Once it hits another SoC (i.e. number of users of the driver is >1)
then the property has to be required for the SECOND SoC unless it's
exactly the same mapping. Then you can mandate the property defining
the new values on newer hardware (with a particular compatible
property that differentiates it) for the purposes of future proofing
the driver, but on older hardware it can know what the real value is.
In the case where it's EXACTLY the same, the property stays optional
because drivers would always, as per older binding, know how to deal
with it.
Then came this edict that *absolutely everything* needed to be defined
in DT, even though there were no other platforms (and still aren't)
using those peripherals, and stuff like this got written:
http://www.powerdeveloper.org/platforms/efika/devicetree
Which I am quite proud of writing. And executing this script before
loading the OS meant Linux kept working - at least during 2008 - and
it is up to the user or distro to put that script in place when the OS
requires it. What is infuriating is the reluctance for the
distributions to mandate being able to script device tree changes when
they also want to mandate scriptable boot.. it seems like a lot of "we
don't want to, shove it on the vendors' back instead." All that is
going to do is piss off board designers and their software engineering
teams..
>> I don't understand why having the soc-foo.h with the internal interrupt
>> mapping in the kernel tree is a no-no, whereas it's ok to add the
>> missing part of it in the form of fixups or directly in driver code.
>
> It's the difference between doing it as a matter of course, and doing it
> only in the very rare "OMG we fucked up but we really *need* to fix it up
> this time" case.
Right. It doesn't need to be in a header or source just because it
exists - it needs to be there as, and ONLY as, it is used.
Most values are taken from the manuals anyway, so if they exist, they
exist in the manual even if they are unused in the OS.
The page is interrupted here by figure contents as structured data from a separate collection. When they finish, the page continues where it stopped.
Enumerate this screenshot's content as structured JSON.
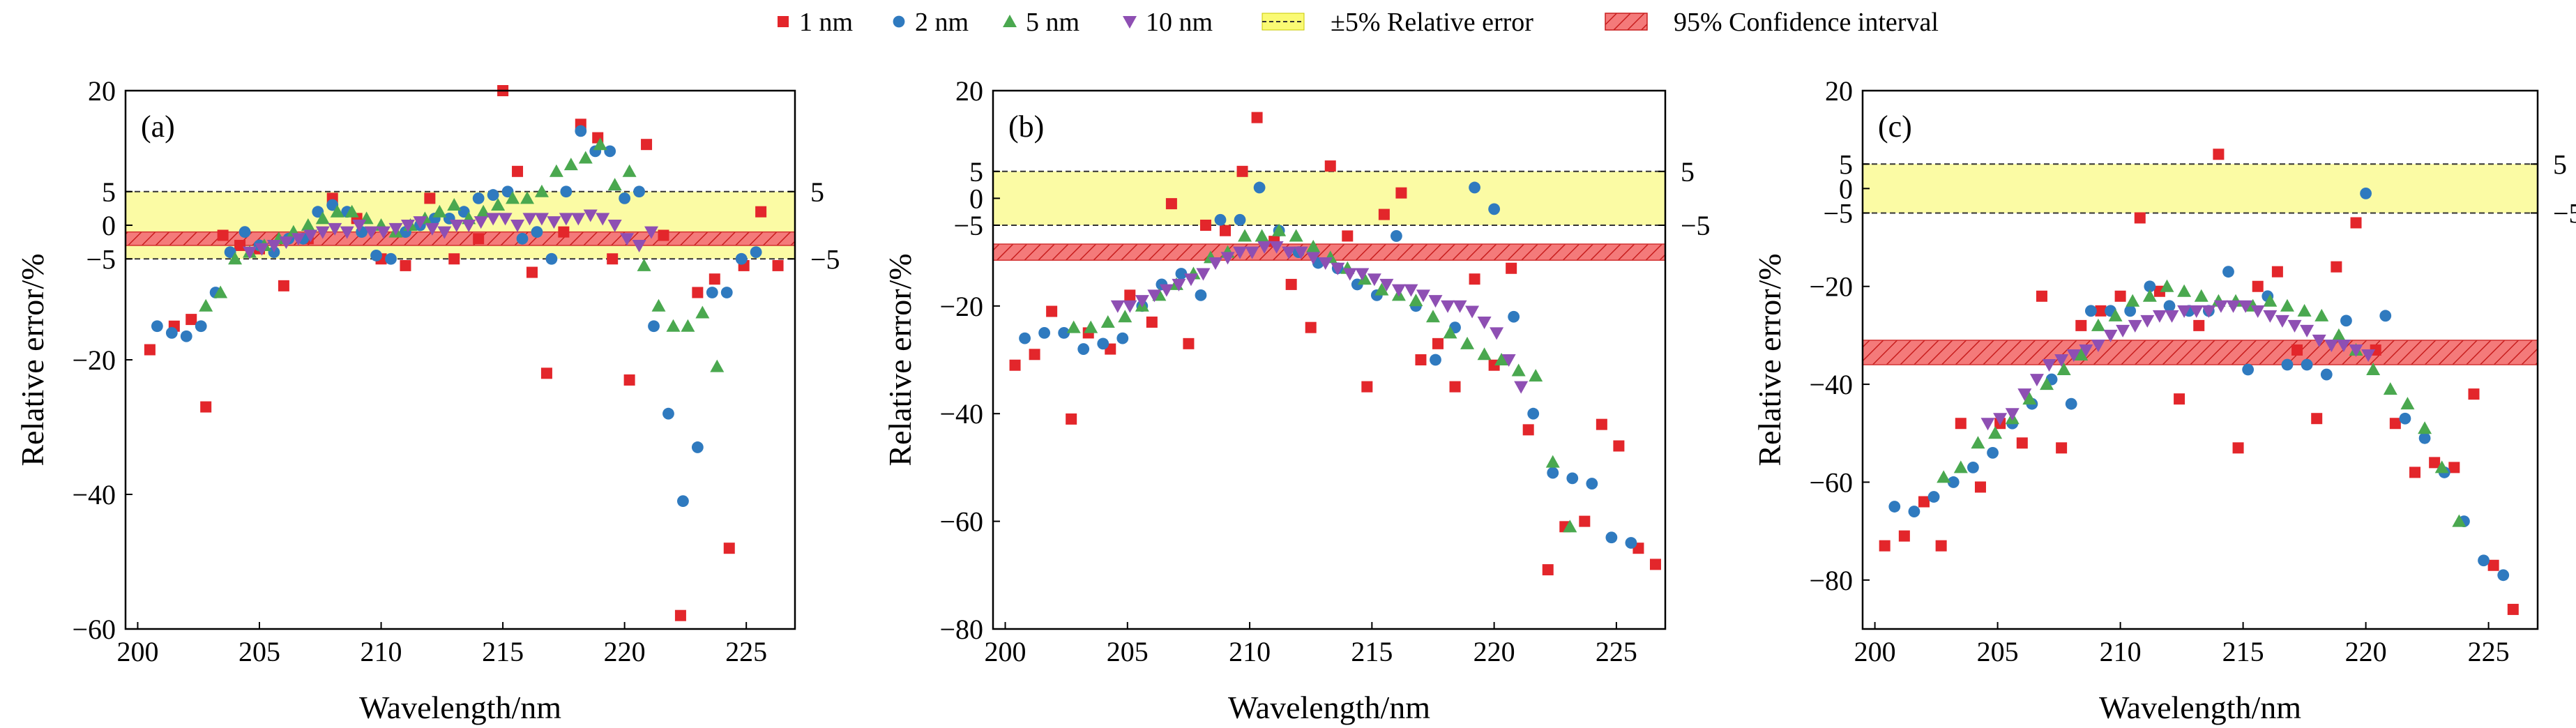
{
  "legend": {
    "items": [
      {
        "label": "1 nm",
        "kind": "marker",
        "marker": "square",
        "color": "#e3262b"
      },
      {
        "label": "2 nm",
        "kind": "marker",
        "marker": "circle",
        "color": "#2f7abf"
      },
      {
        "label": "5 nm",
        "kind": "marker",
        "marker": "triangle-up",
        "color": "#4aa84f"
      },
      {
        "label": "10 nm",
        "kind": "marker",
        "marker": "triangle-down",
        "color": "#8e4fb3"
      },
      {
        "label": "±5% Relative error",
        "kind": "band",
        "color": "#fafa74"
      },
      {
        "label": "95% Confidence interval",
        "kind": "hatch",
        "color": "#f05a5a"
      }
    ]
  },
  "chart_data": [
    {
      "type": "scatter",
      "panel_label": "(a)",
      "xlabel": "Wavelength/nm",
      "ylabel": "Relative error/%",
      "xlim": [
        199.5,
        227
      ],
      "ylim": [
        -60,
        20
      ],
      "xticks": [
        200,
        205,
        210,
        215,
        220,
        225
      ],
      "yticks": [
        -60,
        -40,
        -20,
        -5,
        0,
        5,
        20
      ],
      "right_ticks": [
        5,
        -5
      ],
      "relative_error_band": [
        -5,
        5
      ],
      "confidence_interval": [
        -3,
        -1
      ],
      "series": [
        {
          "name": "1 nm",
          "marker": "square",
          "color": "#e3262b",
          "x": [
            200.5,
            201.5,
            202.2,
            202.8,
            203.5,
            204.2,
            205.0,
            206.0,
            207.0,
            208.0,
            209.0,
            210.0,
            211.0,
            212.0,
            213.0,
            214.0,
            215.0,
            215.6,
            216.2,
            216.8,
            217.5,
            218.2,
            218.9,
            219.5,
            220.2,
            220.9,
            221.6,
            222.3,
            223.0,
            223.7,
            224.3,
            224.9,
            225.6,
            226.3
          ],
          "y": [
            -18.5,
            -15,
            -14,
            -27,
            -1.5,
            -3,
            -3.5,
            -9,
            -2,
            4,
            1,
            -5,
            -6,
            4,
            -5,
            -2,
            20,
            8,
            -7,
            -22,
            -1,
            15,
            13,
            -5,
            -23,
            12,
            -1.5,
            -58,
            -10,
            -8,
            -48,
            -6,
            2,
            -6
          ]
        },
        {
          "name": "2 nm",
          "marker": "circle",
          "color": "#2f7abf",
          "x": [
            200.8,
            201.4,
            202.0,
            202.6,
            203.2,
            203.8,
            204.4,
            205.0,
            205.6,
            206.2,
            206.8,
            207.4,
            208.0,
            208.6,
            209.2,
            209.8,
            210.4,
            211.0,
            211.6,
            212.2,
            212.8,
            213.4,
            214.0,
            214.6,
            215.2,
            215.8,
            216.4,
            217.0,
            217.6,
            218.2,
            218.8,
            219.4,
            220.0,
            220.6,
            221.2,
            221.8,
            222.4,
            223.0,
            223.6,
            224.2,
            224.8,
            225.4
          ],
          "y": [
            -15,
            -16,
            -16.5,
            -15,
            -10,
            -4,
            -1,
            -3,
            -4,
            -2,
            -2,
            2,
            3,
            2,
            -1,
            -4.5,
            -5,
            -1,
            0,
            1,
            1,
            2,
            4,
            4.5,
            5,
            -2,
            -1,
            -5,
            5,
            14,
            11,
            11,
            4,
            5,
            -15,
            -28,
            -41,
            -33,
            -10,
            -10,
            -5,
            -4
          ]
        },
        {
          "name": "5 nm",
          "marker": "triangle-up",
          "color": "#4aa84f",
          "x": [
            202.8,
            203.4,
            204.0,
            204.6,
            205.2,
            205.8,
            206.4,
            207.0,
            207.6,
            208.2,
            208.8,
            209.4,
            210.0,
            210.6,
            211.2,
            211.8,
            212.4,
            213.0,
            213.6,
            214.2,
            214.8,
            215.4,
            216.0,
            216.6,
            217.2,
            217.8,
            218.4,
            219.0,
            219.6,
            220.2,
            220.8,
            221.4,
            222.0,
            222.6,
            223.2,
            223.8
          ],
          "y": [
            -12,
            -10,
            -5,
            -4,
            -3,
            -2,
            -1,
            0,
            1,
            2,
            2,
            1,
            0,
            -1,
            0,
            1,
            2,
            3,
            1,
            2,
            3,
            4,
            4,
            5,
            8,
            9,
            10,
            12,
            6,
            8,
            -6,
            -12,
            -15,
            -15,
            -13,
            -21
          ]
        },
        {
          "name": "10 nm",
          "marker": "triangle-down",
          "color": "#8e4fb3",
          "x": [
            204.6,
            205.1,
            205.6,
            206.1,
            206.6,
            207.1,
            207.6,
            208.1,
            208.6,
            209.1,
            209.6,
            210.1,
            210.6,
            211.1,
            211.6,
            212.1,
            212.6,
            213.1,
            213.6,
            214.1,
            214.6,
            215.1,
            215.6,
            216.1,
            216.6,
            217.1,
            217.6,
            218.1,
            218.6,
            219.1,
            219.6,
            220.1,
            220.6,
            221.1
          ],
          "y": [
            -4,
            -3.5,
            -3,
            -2.5,
            -2,
            -1.5,
            -1,
            -0.5,
            -1,
            0,
            -1,
            -1,
            -0.5,
            0,
            0.5,
            -0.5,
            -1,
            0,
            0,
            0.5,
            1,
            1,
            0,
            1,
            1,
            0.5,
            1,
            1,
            1.5,
            1,
            0,
            -2,
            -3,
            -1
          ]
        }
      ]
    },
    {
      "type": "scatter",
      "panel_label": "(b)",
      "xlabel": "Wavelength/nm",
      "ylabel": "Relative error/%",
      "xlim": [
        199.5,
        227
      ],
      "ylim": [
        -80,
        20
      ],
      "xticks": [
        200,
        205,
        210,
        215,
        220,
        225
      ],
      "yticks": [
        -80,
        -60,
        -40,
        -20,
        -5,
        0,
        5,
        20
      ],
      "right_ticks": [
        5,
        -5
      ],
      "relative_error_band": [
        -5,
        5
      ],
      "confidence_interval": [
        -11.5,
        -8.5
      ],
      "series": [
        {
          "name": "1 nm",
          "marker": "square",
          "color": "#e3262b",
          "x": [
            200.4,
            201.2,
            201.9,
            202.7,
            203.4,
            204.3,
            205.1,
            206.0,
            206.8,
            207.5,
            208.2,
            209.0,
            209.7,
            210.3,
            211.0,
            211.7,
            212.5,
            213.3,
            214.0,
            214.8,
            215.5,
            216.2,
            217.0,
            217.7,
            218.4,
            219.2,
            220.0,
            220.7,
            221.4,
            222.2,
            222.9,
            223.7,
            224.4,
            225.1,
            225.9,
            226.6
          ],
          "y": [
            -31,
            -29,
            -21,
            -41,
            -25,
            -28,
            -18,
            -23,
            -1,
            -27,
            -5,
            -6,
            5,
            15,
            -8,
            -16,
            -24,
            6,
            -7,
            -35,
            -3,
            1,
            -30,
            -27,
            -35,
            -15,
            -31,
            -13,
            -43,
            -69,
            -61,
            -60,
            -42,
            -46,
            -65,
            -68
          ]
        },
        {
          "name": "2 nm",
          "marker": "circle",
          "color": "#2f7abf",
          "x": [
            200.8,
            201.6,
            202.4,
            203.2,
            204.0,
            204.8,
            205.6,
            206.4,
            207.2,
            208.0,
            208.8,
            209.6,
            210.4,
            211.2,
            212.0,
            212.8,
            213.6,
            214.4,
            215.2,
            216.0,
            216.8,
            217.6,
            218.4,
            219.2,
            220.0,
            220.8,
            221.6,
            222.4,
            223.2,
            224.0,
            224.8,
            225.6
          ],
          "y": [
            -26,
            -25,
            -25,
            -28,
            -27,
            -26,
            -20,
            -16,
            -14,
            -18,
            -4,
            -4,
            2,
            -6,
            -10,
            -12,
            -13,
            -16,
            -18,
            -7,
            -20,
            -30,
            -24,
            2,
            -2,
            -22,
            -40,
            -51,
            -52,
            -53,
            -63,
            -64
          ]
        },
        {
          "name": "5 nm",
          "marker": "triangle-up",
          "color": "#4aa84f",
          "x": [
            202.8,
            203.5,
            204.2,
            204.9,
            205.6,
            206.3,
            207.0,
            207.7,
            208.4,
            209.1,
            209.8,
            210.5,
            211.2,
            211.9,
            212.6,
            213.3,
            214.0,
            214.7,
            215.4,
            216.1,
            216.8,
            217.5,
            218.2,
            218.9,
            219.6,
            220.3,
            221.0,
            221.7,
            222.4,
            223.1
          ],
          "y": [
            -24,
            -24,
            -23,
            -22,
            -20,
            -18,
            -16,
            -14,
            -11,
            -10,
            -7,
            -7,
            -6,
            -7,
            -9,
            -11,
            -13,
            -15,
            -17,
            -18,
            -19,
            -22,
            -25,
            -27,
            -29,
            -30,
            -32,
            -33,
            -49,
            -61
          ]
        },
        {
          "name": "10 nm",
          "marker": "triangle-down",
          "color": "#8e4fb3",
          "x": [
            204.6,
            205.1,
            205.6,
            206.1,
            206.6,
            207.1,
            207.6,
            208.1,
            208.6,
            209.1,
            209.6,
            210.1,
            210.6,
            211.1,
            211.6,
            212.1,
            212.6,
            213.1,
            213.6,
            214.1,
            214.6,
            215.1,
            215.6,
            216.1,
            216.6,
            217.1,
            217.6,
            218.1,
            218.6,
            219.1,
            219.6,
            220.1,
            220.6,
            221.1
          ],
          "y": [
            -20,
            -20,
            -19,
            -18,
            -17,
            -16,
            -15,
            -14,
            -12,
            -11,
            -10,
            -10,
            -9,
            -9,
            -10,
            -10,
            -11,
            -12,
            -13,
            -14,
            -14,
            -15,
            -16,
            -17,
            -17,
            -18,
            -19,
            -20,
            -20,
            -21,
            -23,
            -25,
            -30,
            -35
          ]
        }
      ]
    },
    {
      "type": "scatter",
      "panel_label": "(c)",
      "xlabel": "Wavelength/nm",
      "ylabel": "Relative error/%",
      "xlim": [
        199.5,
        227
      ],
      "ylim": [
        -90,
        20
      ],
      "xticks": [
        200,
        205,
        210,
        215,
        220,
        225
      ],
      "yticks": [
        -80,
        -60,
        -40,
        -20,
        -5,
        0,
        5,
        20
      ],
      "right_ticks": [
        5,
        -5
      ],
      "relative_error_band": [
        -5,
        5
      ],
      "confidence_interval": [
        -36,
        -31
      ],
      "series": [
        {
          "name": "1 nm",
          "marker": "square",
          "color": "#e3262b",
          "x": [
            200.4,
            201.2,
            202.0,
            202.7,
            203.5,
            204.3,
            205.1,
            206.0,
            206.8,
            207.6,
            208.4,
            209.2,
            210.0,
            210.8,
            211.6,
            212.4,
            213.2,
            214.0,
            214.8,
            215.6,
            216.4,
            217.2,
            218.0,
            218.8,
            219.6,
            220.4,
            221.2,
            222.0,
            222.8,
            223.6,
            224.4,
            225.2,
            226.0
          ],
          "y": [
            -73,
            -71,
            -64,
            -73,
            -48,
            -61,
            -48,
            -52,
            -22,
            -53,
            -28,
            -25,
            -22,
            -6,
            -21,
            -43,
            -28,
            7,
            -53,
            -20,
            -17,
            -33,
            -47,
            -16,
            -7,
            -33,
            -48,
            -58,
            -56,
            -57,
            -42,
            -77,
            -86
          ]
        },
        {
          "name": "2 nm",
          "marker": "circle",
          "color": "#2f7abf",
          "x": [
            200.8,
            201.6,
            202.4,
            203.2,
            204.0,
            204.8,
            205.6,
            206.4,
            207.2,
            208.0,
            208.8,
            209.6,
            210.4,
            211.2,
            212.0,
            212.8,
            213.6,
            214.4,
            215.2,
            216.0,
            216.8,
            217.6,
            218.4,
            219.2,
            220.0,
            220.8,
            221.6,
            222.4,
            223.2,
            224.0,
            224.8,
            225.6
          ],
          "y": [
            -65,
            -66,
            -63,
            -60,
            -57,
            -54,
            -48,
            -44,
            -39,
            -44,
            -25,
            -25,
            -25,
            -20,
            -24,
            -25,
            -25,
            -17,
            -37,
            -22,
            -36,
            -36,
            -38,
            -27,
            -1,
            -26,
            -47,
            -51,
            -58,
            -68,
            -76,
            -79
          ]
        },
        {
          "name": "5 nm",
          "marker": "triangle-up",
          "color": "#4aa84f",
          "x": [
            202.8,
            203.5,
            204.2,
            204.9,
            205.6,
            206.3,
            207.0,
            207.7,
            208.4,
            209.1,
            209.8,
            210.5,
            211.2,
            211.9,
            212.6,
            213.3,
            214.0,
            214.7,
            215.4,
            216.1,
            216.8,
            217.5,
            218.2,
            218.9,
            219.6,
            220.3,
            221.0,
            221.7,
            222.4,
            223.1,
            223.8
          ],
          "y": [
            -59,
            -57,
            -52,
            -50,
            -47,
            -43,
            -40,
            -37,
            -34,
            -28,
            -26,
            -23,
            -22,
            -20,
            -21,
            -22,
            -23,
            -23,
            -24,
            -23,
            -24,
            -25,
            -26,
            -30,
            -33,
            -37,
            -41,
            -44,
            -49,
            -57,
            -68
          ]
        },
        {
          "name": "10 nm",
          "marker": "triangle-down",
          "color": "#8e4fb3",
          "x": [
            204.6,
            205.1,
            205.6,
            206.1,
            206.6,
            207.1,
            207.6,
            208.1,
            208.6,
            209.1,
            209.6,
            210.1,
            210.6,
            211.1,
            211.6,
            212.1,
            212.6,
            213.1,
            213.6,
            214.1,
            214.6,
            215.1,
            215.6,
            216.1,
            216.6,
            217.1,
            217.6,
            218.1,
            218.6,
            219.1,
            219.6,
            220.1
          ],
          "y": [
            -48,
            -47,
            -46,
            -42,
            -39,
            -36,
            -35,
            -34,
            -33,
            -32,
            -30,
            -29,
            -28,
            -27,
            -26,
            -26,
            -25,
            -25,
            -25,
            -24,
            -24,
            -24,
            -25,
            -26,
            -27,
            -28,
            -29,
            -31,
            -32,
            -32,
            -33,
            -34
          ]
        }
      ]
    }
  ]
}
If it really was as strict a process as some people would like it, the
i.MX NFC NAND driver and a couple others, none of the i.MX pinctrl
bindings currently existing or the very concept of defining clock
providers (&clocknode XY where XY is an arbitrary enum inside the OS)
would NEVER have hit. I absolutely loathe all 3 of these since they
make it very very difficult for everyone involved in bringing up OS
support on a new board, hardcoded values here and there but DT
properties elsewhere..constant cross-referencing of bindings and
headers and source code and Linux abstractions vs. manuals and host
controller specs. Some of that is a fact of life.. a lot of it is
definitely imposed by stupid design.